- Details
- Category: Properties
- 27 May 2014
- Written by Rizal Raoul Reyes
EVEN if its ranking improved by 25 points from 133rd spot in 2013 to 108th in 2014, the Philippines still has a lot of work to do to attract more foreign capital, according to brokerage and consultancy firm Jones Lang Lasalle (JLL) Philippines.
In a recent press briefing held in Makati City, JLL Philippines Country Head and Director David Leechiu said investors still find the Philippines a challenging area because of restrictions on ownership, limited leasing terms, high corporate and personal income-tax rates and absence of a substantial master planning.
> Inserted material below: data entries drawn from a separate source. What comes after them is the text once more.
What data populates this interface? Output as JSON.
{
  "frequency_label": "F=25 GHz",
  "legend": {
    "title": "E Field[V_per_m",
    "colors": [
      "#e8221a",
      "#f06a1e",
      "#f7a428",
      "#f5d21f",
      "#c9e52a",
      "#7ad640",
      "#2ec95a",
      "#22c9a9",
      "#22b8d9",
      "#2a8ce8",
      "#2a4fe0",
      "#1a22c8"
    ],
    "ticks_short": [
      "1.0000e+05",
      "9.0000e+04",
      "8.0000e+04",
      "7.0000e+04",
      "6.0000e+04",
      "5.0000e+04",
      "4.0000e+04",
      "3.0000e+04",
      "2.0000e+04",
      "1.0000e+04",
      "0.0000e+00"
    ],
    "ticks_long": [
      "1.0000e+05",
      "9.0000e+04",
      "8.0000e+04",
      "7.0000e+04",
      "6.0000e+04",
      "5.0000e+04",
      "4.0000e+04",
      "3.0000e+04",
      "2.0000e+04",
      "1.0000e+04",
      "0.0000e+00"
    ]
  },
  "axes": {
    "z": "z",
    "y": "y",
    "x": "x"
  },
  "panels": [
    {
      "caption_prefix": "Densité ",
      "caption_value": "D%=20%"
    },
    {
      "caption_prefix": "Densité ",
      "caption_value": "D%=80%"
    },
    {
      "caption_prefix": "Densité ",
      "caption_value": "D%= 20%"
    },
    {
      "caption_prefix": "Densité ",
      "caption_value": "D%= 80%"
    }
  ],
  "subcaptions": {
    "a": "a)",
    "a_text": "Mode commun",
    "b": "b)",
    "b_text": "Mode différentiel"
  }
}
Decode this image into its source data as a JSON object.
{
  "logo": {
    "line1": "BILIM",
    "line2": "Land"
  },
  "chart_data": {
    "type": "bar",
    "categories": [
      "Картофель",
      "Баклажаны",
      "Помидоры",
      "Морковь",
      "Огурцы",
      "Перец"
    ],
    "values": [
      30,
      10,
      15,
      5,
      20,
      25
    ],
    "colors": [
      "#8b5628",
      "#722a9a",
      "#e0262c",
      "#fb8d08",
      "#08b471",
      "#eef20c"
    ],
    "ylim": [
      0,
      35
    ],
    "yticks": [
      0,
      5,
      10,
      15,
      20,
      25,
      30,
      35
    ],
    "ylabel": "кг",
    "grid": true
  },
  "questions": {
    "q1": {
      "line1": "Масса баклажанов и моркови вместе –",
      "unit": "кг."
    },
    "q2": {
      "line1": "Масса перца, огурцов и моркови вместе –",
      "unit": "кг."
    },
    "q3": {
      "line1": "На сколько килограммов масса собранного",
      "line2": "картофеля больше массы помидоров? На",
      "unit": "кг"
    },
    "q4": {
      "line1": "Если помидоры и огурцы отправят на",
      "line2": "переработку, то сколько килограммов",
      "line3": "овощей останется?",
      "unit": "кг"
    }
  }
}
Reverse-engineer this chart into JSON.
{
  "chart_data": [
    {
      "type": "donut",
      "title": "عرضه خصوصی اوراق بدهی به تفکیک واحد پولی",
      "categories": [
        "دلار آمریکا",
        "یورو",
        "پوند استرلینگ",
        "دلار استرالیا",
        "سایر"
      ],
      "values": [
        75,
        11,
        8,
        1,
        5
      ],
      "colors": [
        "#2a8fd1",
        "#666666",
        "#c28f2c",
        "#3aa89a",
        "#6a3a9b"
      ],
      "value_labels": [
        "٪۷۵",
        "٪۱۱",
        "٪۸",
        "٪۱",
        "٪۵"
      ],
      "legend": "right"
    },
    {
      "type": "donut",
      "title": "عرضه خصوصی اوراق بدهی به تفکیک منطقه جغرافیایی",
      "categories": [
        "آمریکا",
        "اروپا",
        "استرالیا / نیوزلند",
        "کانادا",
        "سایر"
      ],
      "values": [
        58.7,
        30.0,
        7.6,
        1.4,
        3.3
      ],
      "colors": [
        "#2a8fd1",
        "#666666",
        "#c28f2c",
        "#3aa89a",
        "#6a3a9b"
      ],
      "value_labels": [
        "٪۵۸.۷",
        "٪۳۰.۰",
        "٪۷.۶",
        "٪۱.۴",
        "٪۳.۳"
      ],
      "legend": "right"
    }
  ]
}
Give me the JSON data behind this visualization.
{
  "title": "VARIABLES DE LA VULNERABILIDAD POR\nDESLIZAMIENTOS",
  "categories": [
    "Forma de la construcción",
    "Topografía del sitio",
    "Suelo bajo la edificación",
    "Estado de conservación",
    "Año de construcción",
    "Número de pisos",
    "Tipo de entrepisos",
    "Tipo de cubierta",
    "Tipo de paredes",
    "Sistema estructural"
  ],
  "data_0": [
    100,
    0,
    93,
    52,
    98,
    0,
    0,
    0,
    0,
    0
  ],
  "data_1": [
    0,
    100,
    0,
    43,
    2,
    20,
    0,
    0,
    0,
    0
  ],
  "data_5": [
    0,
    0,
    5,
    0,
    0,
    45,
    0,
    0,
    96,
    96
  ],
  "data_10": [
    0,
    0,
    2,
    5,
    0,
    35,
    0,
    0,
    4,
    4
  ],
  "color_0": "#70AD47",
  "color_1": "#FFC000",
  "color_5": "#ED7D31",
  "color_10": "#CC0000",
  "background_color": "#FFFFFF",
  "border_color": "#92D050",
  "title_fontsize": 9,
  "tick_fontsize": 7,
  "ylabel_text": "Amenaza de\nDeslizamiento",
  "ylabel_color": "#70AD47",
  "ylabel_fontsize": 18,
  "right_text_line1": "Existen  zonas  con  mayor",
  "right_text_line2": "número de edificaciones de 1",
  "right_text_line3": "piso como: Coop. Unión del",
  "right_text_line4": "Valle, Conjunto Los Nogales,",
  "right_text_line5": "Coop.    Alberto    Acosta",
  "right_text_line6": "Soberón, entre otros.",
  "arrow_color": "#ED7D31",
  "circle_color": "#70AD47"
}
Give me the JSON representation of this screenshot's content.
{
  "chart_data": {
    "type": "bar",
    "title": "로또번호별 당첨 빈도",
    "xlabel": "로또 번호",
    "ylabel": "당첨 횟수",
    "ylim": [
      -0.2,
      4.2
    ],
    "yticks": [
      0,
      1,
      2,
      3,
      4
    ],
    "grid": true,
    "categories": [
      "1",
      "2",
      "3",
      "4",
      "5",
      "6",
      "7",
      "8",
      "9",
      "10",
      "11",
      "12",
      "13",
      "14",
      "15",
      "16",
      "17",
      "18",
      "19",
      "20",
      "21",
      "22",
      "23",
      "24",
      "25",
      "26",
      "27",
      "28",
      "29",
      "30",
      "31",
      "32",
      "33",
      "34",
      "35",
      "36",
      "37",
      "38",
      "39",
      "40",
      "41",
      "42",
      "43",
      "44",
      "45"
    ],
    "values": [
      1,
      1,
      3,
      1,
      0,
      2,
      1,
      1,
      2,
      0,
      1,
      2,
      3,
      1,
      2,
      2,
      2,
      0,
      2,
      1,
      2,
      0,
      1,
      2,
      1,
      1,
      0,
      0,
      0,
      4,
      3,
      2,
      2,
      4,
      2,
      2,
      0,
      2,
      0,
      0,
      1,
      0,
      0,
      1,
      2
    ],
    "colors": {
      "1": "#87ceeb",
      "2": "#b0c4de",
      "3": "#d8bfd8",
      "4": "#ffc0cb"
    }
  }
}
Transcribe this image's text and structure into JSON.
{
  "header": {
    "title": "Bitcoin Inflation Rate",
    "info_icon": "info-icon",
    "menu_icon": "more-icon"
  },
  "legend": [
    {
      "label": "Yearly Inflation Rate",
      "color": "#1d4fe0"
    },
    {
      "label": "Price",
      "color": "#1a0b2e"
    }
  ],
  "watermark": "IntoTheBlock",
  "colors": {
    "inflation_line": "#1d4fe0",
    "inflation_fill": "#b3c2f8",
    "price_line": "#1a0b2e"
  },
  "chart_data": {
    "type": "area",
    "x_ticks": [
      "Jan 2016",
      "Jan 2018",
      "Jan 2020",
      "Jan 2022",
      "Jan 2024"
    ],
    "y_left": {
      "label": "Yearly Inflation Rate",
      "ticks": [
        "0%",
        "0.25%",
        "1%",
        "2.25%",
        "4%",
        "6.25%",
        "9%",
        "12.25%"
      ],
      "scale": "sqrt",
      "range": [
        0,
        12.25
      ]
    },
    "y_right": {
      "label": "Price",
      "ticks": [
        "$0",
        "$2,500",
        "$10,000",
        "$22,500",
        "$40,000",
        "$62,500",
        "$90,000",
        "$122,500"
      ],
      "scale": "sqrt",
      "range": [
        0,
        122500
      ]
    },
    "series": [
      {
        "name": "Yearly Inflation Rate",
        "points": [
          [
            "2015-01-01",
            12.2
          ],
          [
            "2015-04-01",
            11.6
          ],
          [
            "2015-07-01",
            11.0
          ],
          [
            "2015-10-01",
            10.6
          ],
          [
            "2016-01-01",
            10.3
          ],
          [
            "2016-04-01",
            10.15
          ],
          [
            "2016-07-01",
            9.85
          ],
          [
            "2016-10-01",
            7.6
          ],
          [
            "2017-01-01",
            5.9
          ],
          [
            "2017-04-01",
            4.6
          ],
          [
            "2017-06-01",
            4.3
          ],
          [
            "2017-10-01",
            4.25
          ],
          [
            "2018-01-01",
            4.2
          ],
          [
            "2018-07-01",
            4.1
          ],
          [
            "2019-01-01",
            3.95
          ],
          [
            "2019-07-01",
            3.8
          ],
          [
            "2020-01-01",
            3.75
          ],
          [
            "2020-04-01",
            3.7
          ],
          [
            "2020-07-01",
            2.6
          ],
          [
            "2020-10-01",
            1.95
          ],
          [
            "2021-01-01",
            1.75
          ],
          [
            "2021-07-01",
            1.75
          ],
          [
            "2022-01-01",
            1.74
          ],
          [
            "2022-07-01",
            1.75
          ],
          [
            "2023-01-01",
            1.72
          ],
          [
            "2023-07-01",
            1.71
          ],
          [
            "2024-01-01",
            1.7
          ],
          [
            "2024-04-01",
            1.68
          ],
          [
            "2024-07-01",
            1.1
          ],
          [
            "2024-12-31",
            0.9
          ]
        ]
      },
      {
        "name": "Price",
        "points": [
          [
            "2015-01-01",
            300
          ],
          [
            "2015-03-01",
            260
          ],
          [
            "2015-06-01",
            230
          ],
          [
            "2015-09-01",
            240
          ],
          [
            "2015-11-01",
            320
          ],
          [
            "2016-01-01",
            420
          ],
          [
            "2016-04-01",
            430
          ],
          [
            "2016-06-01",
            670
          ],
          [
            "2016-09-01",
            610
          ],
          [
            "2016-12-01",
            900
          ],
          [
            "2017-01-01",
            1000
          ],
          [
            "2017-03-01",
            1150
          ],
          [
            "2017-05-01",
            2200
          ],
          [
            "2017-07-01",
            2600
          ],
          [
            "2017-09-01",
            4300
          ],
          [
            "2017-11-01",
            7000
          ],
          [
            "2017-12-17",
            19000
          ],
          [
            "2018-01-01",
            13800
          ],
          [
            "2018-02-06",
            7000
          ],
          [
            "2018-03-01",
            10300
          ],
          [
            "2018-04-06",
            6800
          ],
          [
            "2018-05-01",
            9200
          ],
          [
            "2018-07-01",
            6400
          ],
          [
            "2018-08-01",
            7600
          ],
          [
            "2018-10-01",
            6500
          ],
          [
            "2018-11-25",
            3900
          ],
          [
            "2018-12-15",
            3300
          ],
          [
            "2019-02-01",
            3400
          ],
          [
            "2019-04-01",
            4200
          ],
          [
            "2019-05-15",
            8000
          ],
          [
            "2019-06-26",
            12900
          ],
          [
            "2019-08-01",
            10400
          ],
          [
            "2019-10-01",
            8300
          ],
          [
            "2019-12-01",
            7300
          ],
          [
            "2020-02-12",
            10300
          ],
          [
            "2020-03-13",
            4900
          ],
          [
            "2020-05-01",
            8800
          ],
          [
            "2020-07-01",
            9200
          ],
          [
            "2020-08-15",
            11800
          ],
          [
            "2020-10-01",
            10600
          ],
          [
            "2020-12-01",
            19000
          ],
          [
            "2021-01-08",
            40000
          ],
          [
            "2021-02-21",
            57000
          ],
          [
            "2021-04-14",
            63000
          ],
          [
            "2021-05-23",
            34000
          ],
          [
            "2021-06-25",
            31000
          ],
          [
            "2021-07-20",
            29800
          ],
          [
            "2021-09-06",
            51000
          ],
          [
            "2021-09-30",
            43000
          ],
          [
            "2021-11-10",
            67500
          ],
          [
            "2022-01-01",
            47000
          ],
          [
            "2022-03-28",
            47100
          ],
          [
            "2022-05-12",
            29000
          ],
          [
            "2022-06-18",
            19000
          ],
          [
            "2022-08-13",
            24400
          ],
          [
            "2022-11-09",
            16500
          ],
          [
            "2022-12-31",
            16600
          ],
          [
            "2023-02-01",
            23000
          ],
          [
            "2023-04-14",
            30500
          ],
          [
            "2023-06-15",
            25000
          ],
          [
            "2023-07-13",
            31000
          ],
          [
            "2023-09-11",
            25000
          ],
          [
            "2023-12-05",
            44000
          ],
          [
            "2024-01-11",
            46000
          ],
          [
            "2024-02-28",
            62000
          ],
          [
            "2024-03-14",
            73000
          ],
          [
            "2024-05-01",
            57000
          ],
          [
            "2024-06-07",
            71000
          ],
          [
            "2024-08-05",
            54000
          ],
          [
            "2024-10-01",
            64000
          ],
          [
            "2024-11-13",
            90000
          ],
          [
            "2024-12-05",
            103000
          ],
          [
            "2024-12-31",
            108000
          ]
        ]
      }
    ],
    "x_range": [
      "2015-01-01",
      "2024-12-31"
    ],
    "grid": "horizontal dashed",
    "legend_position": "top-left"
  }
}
“Although the country has achieved major strides in the ease of doing business based on the study of the World Bank, we still got a long way to go,” said Leechiu.
Singapore topped the list followed by Hong Kong. Other Asian countries which made the elite bracket are Malaysia (sixth), Taiwan (16th), Thailand (18th) and Japan (27th).
In the transparency index done in 2012, the Philippines achieved 2.86 points, which was under the transparent category—behind countries that made it to the highly transparent group. These are the United States (1.26), the United Kingdom (1.33), Australia (1.36), Hong Kong (1.76), Singapore (1.85), Malaysia (2.32), Japan (2.39), Taiwan (2.6) and China (2.83).
Leechiu said the ownership restriction for foreign investors to 40 percent has become a major obstacle for the country to attract much-needed capital to stimulate the economy. To elucidate his point, Leechiu said countries that allowed 100-percent foreign ownership attracted huge amount of foreign capital in 2012. In the Association of Southeast Nations (Asean) bloc, Singapore was the biggest beneficiary with $56.6 billion followed by Indonesia ($19.6 billion), Thailand ($10.6 billion), Malaysia ($9.7 billion) and Vietnam ($8.3 billion). The Philippines received $2.7 billion.
Although Thailand generally limits a foreigner to 60-percent ownership, it allows 100-percent ownership based on treaties and other foreign investment acts. Foreigners are prohibited to own land in the Philippines.
He said there is also a need to review the corporate income-tax structure of the country currently at 35 percent of the taxable income, higher than the rate in bigger economies such as Australia (30 percent), China (21 percent) and Japan (25.5 percent).
To attract a bigger share of the foreign capital inflows, Leechiu said the country must allow foreigners a bigger stake in their investment. “We must increase foreign ownership of corporations to at least 50 percent,” he said.
“A 100-percent ownership would be unrealistic because of the strong opposition of the nationalist sector,” he added.
The country, according to Leechiu, must increase length of lease to 80 to 90 years to enable foreign investors to stay for the long haul. He cited the case of Hong Kong where it continues to attract a huge number of investors even though it has been turned over to the Beijing government in 1997.
Leechiu also stressed that the country must provide sensible master planning to maximize the value of the lands and achieve sustainability in the economy.
Although the Philippines has been highly regarded in the international community, Leechiu said it still needs to implement reforms to get a bigger share of the investment pie. In Asia Pacific, transactional values reached $127 billion in 2013.
“The Philippines should take advantage of the favorable climate to effect structural, economic and constitutional reforms that will lead to sustainable long-term growth,” said Leechiu.